Vice reports on a Tokyo-based company, DeepScore, pitching software for the automatic recognition of ‘trustworthiness’, e.g. in loan applicants. Although their claimed false-negative rate of 30% may not sound particularly impressive, it must of course be compared to well-known human biases in lending decisions. Perhaps more interesting is the instrumentalization cycle, which is all but assured to take place if DeepScore’s algorithm gains wide acceptance. On the one hand, the algorithm’s goal is to create a precise definition for a broad and vague human characteristic like trustworthiness—that is to say, to operationalize it. Then, if the algorithm is successful on its training sample and becomes adopted by real-world decision-makers, the social power of the adopters reifies the research hypothesis: trustworthiness becomes what the algorithm says it is (because money talks). Thus, the behavioral redefinition of a folk psychology concept comes to fruition. On the other hand, however, instrumentalization immediately kicks in, as users attempt to game the operationalized definition, by managing to present the algorithmically-approved symptoms without the underlying condition (sincerity). Hence, the signal loses strength, and the cycle completes. The fact that DeepScore’s trustworthiness algorithm is intended for credit markets in South-East Asia, where there exist populations without access to traditional credit-scoring channels, merely clarifies the ‘predatory inclusion’ logic of such practices (v. supra).
Given the recent salience of news on surveillance and surveillance capitalism, it is to be expected that there would be rising interest in material, technical countermeasures. Indeed, a cottage industry of surveillance-avoidance gear and gadgetry has sprung up. The reviews of these apparatuses tend to agree that the results they achieve are not great. For one thing, they are typically targeted at one type of surveillance vector at a time, thus requiring a specifically tailored attack model rather than being comprehensive solutions. Moreover, they can really only be fine-tuned properly if they have access to the source code of the algorithm they are trying to beat, or at least can test its response in controlled conditions before facing it in the wild. But of course, uncertainty about the outcomes of surveillance, or indeed about whether it is taking place to begin with, is the heart of the matter.
The creators of these countermeasures themselves, whatever their personal intellectual commitment to privacy and anonymity, hardly follow their own advice in eschewing the visibility the large internet platforms afford. Whether these systems try to beat machine-learning algorithms through data poisoning or adversarial attacks, they tend to be more of a political statement and proof of concept than a workable solution, especially in the long term. In general, even when effective, using these countermeasures is seen as extremely cumbersome and self-penalizing: they can be useful in limited situations for operating in ‘stealth mode’, but cannot be lived in permanently.
If this is the technological state of play, are we destined to a future of much greater personal transparency, or is the notion of hiding undergoing an evolution?

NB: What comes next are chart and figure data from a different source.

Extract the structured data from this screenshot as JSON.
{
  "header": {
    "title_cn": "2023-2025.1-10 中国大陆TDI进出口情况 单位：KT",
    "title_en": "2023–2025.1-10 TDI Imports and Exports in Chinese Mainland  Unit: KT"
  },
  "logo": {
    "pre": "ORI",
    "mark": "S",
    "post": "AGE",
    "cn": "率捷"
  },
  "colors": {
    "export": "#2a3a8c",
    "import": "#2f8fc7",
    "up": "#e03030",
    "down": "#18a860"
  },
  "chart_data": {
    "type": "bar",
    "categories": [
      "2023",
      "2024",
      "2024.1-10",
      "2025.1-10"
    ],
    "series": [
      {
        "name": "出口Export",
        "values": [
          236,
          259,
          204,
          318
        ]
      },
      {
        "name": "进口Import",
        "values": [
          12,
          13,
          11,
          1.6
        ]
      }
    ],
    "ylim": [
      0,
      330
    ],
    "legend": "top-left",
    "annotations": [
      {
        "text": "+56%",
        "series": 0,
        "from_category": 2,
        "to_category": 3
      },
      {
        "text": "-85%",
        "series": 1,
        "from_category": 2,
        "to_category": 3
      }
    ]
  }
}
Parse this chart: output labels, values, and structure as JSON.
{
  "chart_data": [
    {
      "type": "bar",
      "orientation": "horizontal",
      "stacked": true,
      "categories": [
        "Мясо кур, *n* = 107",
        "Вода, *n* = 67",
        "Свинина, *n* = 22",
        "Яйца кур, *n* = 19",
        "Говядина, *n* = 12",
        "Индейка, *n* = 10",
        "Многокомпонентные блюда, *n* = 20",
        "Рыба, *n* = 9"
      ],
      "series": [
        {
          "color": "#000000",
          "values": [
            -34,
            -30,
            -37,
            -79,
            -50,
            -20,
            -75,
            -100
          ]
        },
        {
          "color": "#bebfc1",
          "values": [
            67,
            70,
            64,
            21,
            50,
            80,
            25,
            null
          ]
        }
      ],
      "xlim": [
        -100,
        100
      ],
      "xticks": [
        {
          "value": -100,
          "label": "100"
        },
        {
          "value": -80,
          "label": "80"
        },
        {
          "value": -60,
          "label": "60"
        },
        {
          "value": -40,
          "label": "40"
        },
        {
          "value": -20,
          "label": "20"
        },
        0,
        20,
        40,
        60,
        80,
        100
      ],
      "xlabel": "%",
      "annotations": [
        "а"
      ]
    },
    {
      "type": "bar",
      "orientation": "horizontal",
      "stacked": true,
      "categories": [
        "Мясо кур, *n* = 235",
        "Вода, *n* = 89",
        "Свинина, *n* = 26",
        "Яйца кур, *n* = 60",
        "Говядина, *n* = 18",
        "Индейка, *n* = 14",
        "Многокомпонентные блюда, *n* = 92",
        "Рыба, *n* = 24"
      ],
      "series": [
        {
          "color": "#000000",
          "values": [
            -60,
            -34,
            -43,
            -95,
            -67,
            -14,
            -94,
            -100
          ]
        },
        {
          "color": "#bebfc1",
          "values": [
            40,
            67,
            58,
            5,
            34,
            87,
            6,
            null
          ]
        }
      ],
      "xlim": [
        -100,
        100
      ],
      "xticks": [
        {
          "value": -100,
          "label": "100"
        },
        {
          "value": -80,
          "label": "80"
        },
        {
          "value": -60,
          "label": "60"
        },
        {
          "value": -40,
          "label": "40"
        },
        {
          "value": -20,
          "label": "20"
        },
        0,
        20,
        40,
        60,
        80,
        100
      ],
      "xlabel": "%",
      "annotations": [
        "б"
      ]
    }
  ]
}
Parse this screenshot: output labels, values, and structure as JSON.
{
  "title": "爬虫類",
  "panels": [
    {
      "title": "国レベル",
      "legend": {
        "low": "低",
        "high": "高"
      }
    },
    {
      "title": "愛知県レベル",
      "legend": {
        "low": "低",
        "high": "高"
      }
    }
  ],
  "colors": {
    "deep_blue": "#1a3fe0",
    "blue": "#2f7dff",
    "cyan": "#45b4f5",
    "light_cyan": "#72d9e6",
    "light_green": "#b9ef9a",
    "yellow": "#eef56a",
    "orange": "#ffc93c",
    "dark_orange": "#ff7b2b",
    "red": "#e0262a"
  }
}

Certainly, the momentum behind the diffusion of surveillance techniques such as facial recognition appears massive worldwide. Furthermore, it is no longer merely a question of centralized state agencies: the technology is mature for individual consumers to enact private micro-surveillance. This sea change is certainly prompting shifts in acceptable social behavior. But as to the wider problem of obscurity in our social lives, the strategic response may well lie in a mixture of compartimentalization and hiding in plain sight. And of course systems of any kind are easier to beat when one can target the human agent at the other end.
A new court case has been brought against the City and County of San Francisco for the use of surveillance cameras by the San Francisco Police Department, in violation of a 2019 city ordinance, to control protests in early June following the killing of George Floyd. The Electronic Frontier Foundation and the American Civil Liberties Union of Northern California are representing the three plaintiffs in the suit, community activists who participated in the demonstrations, alleging a chilling effect on freedom of speech and assembly. The surveillance apparatus belonged to a third party, the Union Square Business Improvement Distric, and its use was granted voluntarily to law enforcement, following a request.
Use of surveillance and facial recognition technology is widespread among California law enforcement, but such policies are often opaque and unacknowledged. Police Departments have been able to evade legislative and regulatory curbs on their surveillance activities through third-party arrangements. Such potential for non-compliance strengthens the case for approaches such as that taken in Portland, OR, where facial recognition technology is banned for all, not simply for the public sector.
Just discovered (via the BKC newsletter) a cool publication, Logic. They do three themed issues a year on topics at the intersection of tech and society. Vol. 10: Security (from May this year) looks particularly close to the kind of things I am working on. There’s a long piece by Matt Goerzen and Gabriella Coleman on the intertwined histories of hacking and computer security, and a couple of in-depth interviews with Tawana Petty on facial recognition and with Alison Macrina on Tor. Good stuff: I need to get my hands on a hard copy.